The city-funded $2.1 billion extension of the 7 line is the first subway expansion in decades.
The project will help transform the Hudson Yards vicinity into a vibrant 24-hour neighborhood, containing a mix of commercial, residential, retail, open space and recreational uses.
In January of 2005, the City Council approved the Bloomberg Administration's plan for re-zoning the Hudson Yards area, including the Eastern Rail Yards.
On Monday, the plan to revitalize a bleak stretch of land along Manhattan's west side waterfront was approved by the Council, but the project remains without financing and it will likely be many years before any buildings go up.
The City Council approved a rezoning plan for half of the 26-acre rail yards known as Hudson Yards for apartments, hotel space, parks and other development, which is the last step of public approval for the entire project.
The other half was rezoned in 2005, but the developer and the transit agency owner have yet to close on a lease and construction has not begun.
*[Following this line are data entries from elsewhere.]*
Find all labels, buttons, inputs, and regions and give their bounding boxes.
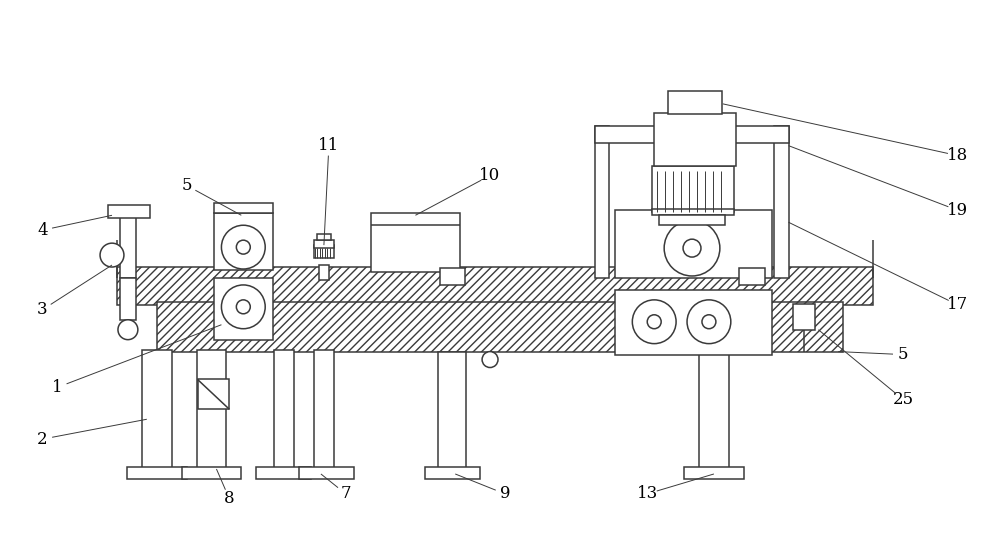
Circle shape <box>236 300 250 314</box>
Bar <box>157 302 843 352</box>
Text: 11: 11 <box>318 137 340 154</box>
Bar <box>793 304 815 330</box>
Text: 5: 5 <box>898 346 908 363</box>
Circle shape <box>632 300 676 344</box>
Bar <box>214 278 273 340</box>
Circle shape <box>100 243 124 267</box>
Bar <box>256 467 311 479</box>
Text: 9: 9 <box>500 486 510 502</box>
Bar <box>142 349 172 474</box>
Bar <box>595 126 609 278</box>
Text: 8: 8 <box>224 490 235 507</box>
Text: 10: 10 <box>479 167 501 184</box>
Bar <box>117 267 873 305</box>
Bar <box>197 349 226 474</box>
Text: 18: 18 <box>947 147 968 164</box>
Text: 7: 7 <box>340 486 351 502</box>
Bar <box>314 245 334 258</box>
Bar <box>314 349 334 474</box>
Bar <box>120 210 136 278</box>
Circle shape <box>221 285 265 329</box>
Text: 19: 19 <box>947 202 968 219</box>
Bar <box>214 203 273 213</box>
Text: 3: 3 <box>37 301 48 318</box>
Bar <box>615 290 772 355</box>
Text: 5: 5 <box>181 177 192 194</box>
Circle shape <box>702 315 716 329</box>
Bar <box>684 467 744 479</box>
Text: 1: 1 <box>52 379 63 396</box>
Bar <box>615 210 772 278</box>
Circle shape <box>118 320 138 340</box>
Bar <box>440 268 465 285</box>
Bar <box>668 91 722 114</box>
Circle shape <box>236 240 250 254</box>
Bar <box>317 234 331 240</box>
Circle shape <box>647 315 661 329</box>
Bar <box>371 213 460 272</box>
Text: 13: 13 <box>637 486 658 502</box>
Bar <box>739 268 765 285</box>
Bar <box>319 265 329 280</box>
Bar <box>214 213 273 270</box>
Bar <box>774 126 789 278</box>
Text: 25: 25 <box>892 391 913 408</box>
Circle shape <box>664 220 720 276</box>
Bar <box>182 467 241 479</box>
Bar <box>108 205 150 219</box>
Circle shape <box>221 225 265 269</box>
Text: 4: 4 <box>37 222 48 239</box>
Bar <box>699 352 729 474</box>
Bar <box>198 379 229 409</box>
Circle shape <box>687 300 731 344</box>
Text: 2: 2 <box>37 431 48 447</box>
Bar <box>425 467 480 479</box>
Circle shape <box>683 239 701 257</box>
Bar <box>652 209 734 215</box>
Bar <box>659 215 725 225</box>
Bar <box>299 467 354 479</box>
Bar <box>654 113 736 166</box>
Bar <box>314 240 334 248</box>
Bar <box>595 126 789 143</box>
Text: 17: 17 <box>947 296 968 313</box>
Bar <box>652 166 734 213</box>
Bar <box>438 352 466 474</box>
Bar <box>120 278 136 320</box>
Bar <box>127 467 187 479</box>
Circle shape <box>482 352 498 367</box>
Bar <box>274 349 294 474</box>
The Metropolitan Transportation Authority owns the land and selected the developer, the Related Companies, in 2008. The property is now used for Long Island Rail Road operations.
Jay Cross, who oversees the project for the developer, said Monday that the parties have agreed to have a contract by the end of January. But as for building, the timeline is much more cloudy.
"It's a 10-year process, at least, to build up the Yards," Cross said. And there's no date set for when it will begin.
The plan - among the most ambitious redevelopment ventures of Mayor Michael Bloomberg's administration - first requires multibillion-dollar platforms to be constructed over the rail yards before construction can take place. That won't start until at least 2011, Cross said.
The first half of the project rezoned several years ago allows for office, hotel and retail space, as well as public open areas.
The portion under consideration Monday focused more on residential use, plus cultural space, a new public school and green space. The proposal also ensured that 20 percent of all residential units will be affordable housing, or 1,150 apartments out of more than 5,700.
Cross said the initial development plan called for building to begin first in the more commercial half of the project, as soon as tenants sign up. But he said Monday that the Related Companies could end up starting with residential first, if the housing market recovers in the next several years.
He said Related expects to have renderings of residential buildings in the next year or two.
The neighborhood is now dominated by warehouses, parking lots and a convention center but has few options for public transit.